Post: Operação Castratio investiga deputado do RJ e fraudes em contratos de R$ 200 milhões

Operação Castratio investiga deputado do RJ e fraudes em contratos de R$ 200 milhões na Seappa.
Operação Castratio investiga deputado do RJ e fraudes em contratos de R$ 200 milhões

A Polícia Federal (PF) iniciou nesta terça-feira (12) a Operação Castratio, com o intuito de investigar um esquema de fraudes envolvendo contratos de R$ 200 milhões firmados pela Secretaria de Estado de Agricultura, Pecuária, Pesca e Abastecimento do Rio de Janeiro (Seappa).

fraude: cenário e impactos

Os agentes estão cumprindo 12 mandados de busca e apreensão em diversas localidades do Rio de Janeiro e em São Paulo, todos autorizados pelo ministro Flávio Dino, do Supremo Tribunal Federal (STF).

Entre os alvos da operação está o deputado federal Marcelo Queiroz (PSDB-RJ), que ocupou o cargo de secretário de Agricultura no período em que os crimes estão sendo investigados.

Durante a ação, o celular do deputado foi apreendido, e em outros endereços relacionados aos alvos, a PF confiscou dinheiro em espécie, veículos e equipamentos eletrônicos. Esses materiais passarão por perícia para verificar a existência de provas que sustentem as investigações.
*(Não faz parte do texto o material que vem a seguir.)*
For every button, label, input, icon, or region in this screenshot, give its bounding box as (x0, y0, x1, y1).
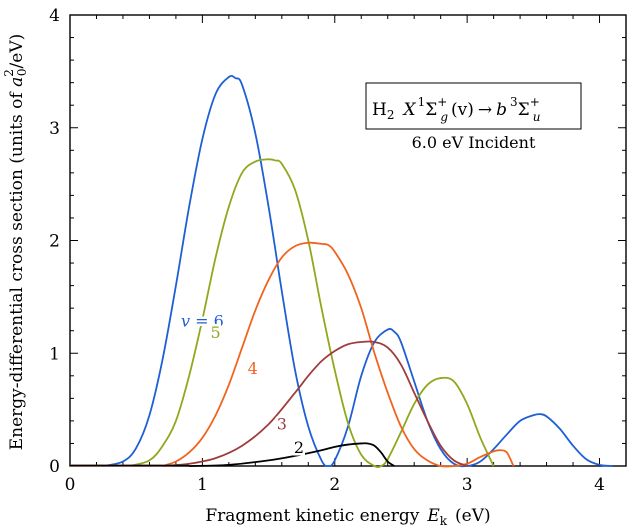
series-label-3: 3 (277, 414, 287, 433)
state-b: b (496, 100, 507, 120)
series-line-4 (189, 442, 395, 467)
annotation-reaction: H2 X 1Σ+ g (v) → b 3Σ+ u (372, 95, 540, 124)
y-tick-label: 1 (49, 344, 60, 364)
sigma-symbol-2: Σ (518, 100, 530, 120)
annotation-box-border (365, 82, 582, 130)
superscript-1: 1 (418, 95, 426, 109)
x-tick-label: 3 (462, 475, 473, 495)
curve-labels: v = 65 4 32 (178, 309, 306, 459)
x-axis-unit: (eV) (455, 506, 491, 526)
plus-superscript-1: + (437, 95, 447, 109)
annotation-box: H2 X 1Σ+ g (v) → b 3Σ+ u (365, 82, 582, 130)
y-tick-label: 3 (49, 119, 60, 139)
x-axis-title: Fragment kinetic energy Ek (eV) (205, 506, 490, 528)
y-axis-title: Energy-differential cross section (units… (2, 34, 29, 451)
superscript-3: 3 (510, 95, 518, 109)
series-line-2 (162, 241, 515, 468)
transition-arrow: → (478, 100, 492, 120)
series-label-0: v = 6 (181, 312, 224, 331)
vibrational-level: (v) (451, 100, 474, 120)
y-axis-symbol: a (7, 77, 27, 87)
series-line-3 (162, 340, 468, 467)
incident-energy-label: 6.0 eV Incident (412, 133, 536, 152)
x-tick-label: 1 (197, 475, 208, 495)
plus-superscript-2: + (530, 95, 540, 109)
axis-ticks (69, 14, 627, 467)
y-tick-label: 2 (49, 232, 60, 252)
molecule-subscript: 2 (387, 108, 395, 122)
x-axis-symbol: E (426, 506, 440, 526)
series-label-4: 2 (294, 438, 304, 457)
x-axis-subscript: k (440, 514, 448, 528)
state-x: X (401, 100, 416, 120)
molecule-symbol: H (372, 100, 387, 120)
y-tick-label: 4 (49, 6, 60, 26)
y-axis-superscript: 2 (2, 69, 16, 77)
x-tick-label: 4 (594, 475, 605, 495)
y-axis-unit: /eV) (7, 34, 27, 69)
y-axis-subscript: 0 (15, 68, 29, 76)
series-label-2: 4 (248, 359, 258, 378)
series-line-1 (129, 158, 495, 469)
y-axis-title-text: Energy-differential cross section (units… (7, 87, 27, 450)
y-tick-label: 0 (49, 457, 60, 477)
sigma-symbol-1: Σ (425, 100, 437, 120)
x-tick-label: 2 (329, 475, 340, 495)
series-line-0 (102, 74, 613, 468)
series-label-1: 5 (211, 323, 221, 342)
series-group (70, 74, 613, 469)
subscript-u: u (533, 110, 541, 124)
subscript-g: g (440, 110, 448, 124)
x-tick-label: 0 (65, 475, 76, 495)
x-axis-title-text: Fragment kinetic energy (205, 506, 419, 526)
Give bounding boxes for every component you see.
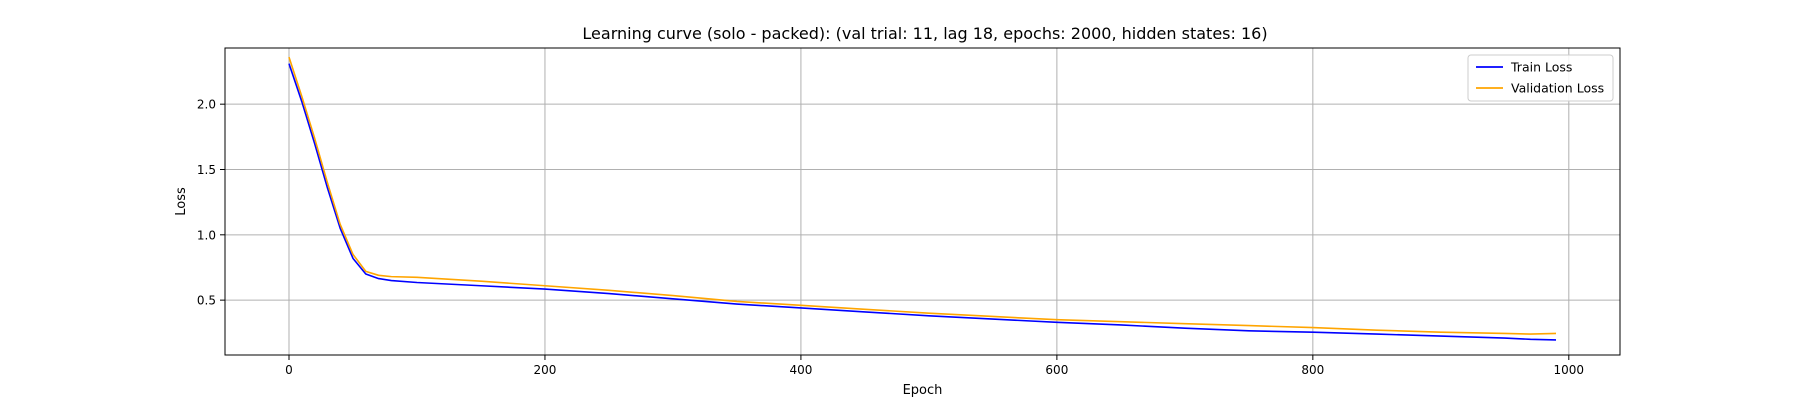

A investigação da PF se concentra no direcionamento de licitações para serviços de castração e esterilização de animais, favorecendo de forma ilegal a empresa Consuvet. Essa empresa foi criada apenas meses antes de assinar seu primeiro contrato com a Seappa, em julho de 2021.

O contrato foi firmado mesmo após parecer contrário da assessoria jurídica da Seappa, que havia identificado a incapacidade da Consuvet de executar o serviço, uma vez que a empresa não possuía filiais, o que a tornaria incapaz de atuar em todo o estado.

Para driblar essa limitação, a Consuvet apresentou contratos de locação de espaços em dois municípios do interior, alegando que esses contratos foram firmados em 2020. No entanto, a PF aponta que esses documentos são fraudulentos, já que a empresa foi criada somente em 2021.

O primeiro contrato foi assinado durante a gestão de Queiroz, mesmo sem que a Consuvet tivesse autorização do Conselho Regional de Medicina Veterinária para operar. Essa autorização só foi concedida três meses após a assinatura do contrato.

Além disso, a Consuvet venceu uma licitação apresentando apenas a quarta melhor proposta. Uma das justificativas para a vitória foi a suposta experiência anterior da empresa nos serviços prestados, mas esses contratos anteriores foram facilitados pelo gestor Antonio Emilio Santos, que deixou a secretaria e, dois meses depois, tornou-se sócio da empresa.

Em um relatório enviado ao STF, a PF destacou que Antonio Emilio Santos “desempenhou um papel crucial na manipulação interna para favorecer interesses particulares” e ressaltou que “em um intervalo de 2 meses, [ele] ingressou na empresa privada vencedora da licitação na qual foi autorizado por ele mesmo”.

A Agência Brasil está em contato com o gabinete do deputado Marcelo Queiroz e busca também contato com a defesa dos demais envolvidos. O espaço está aberto para manifestações dos citados.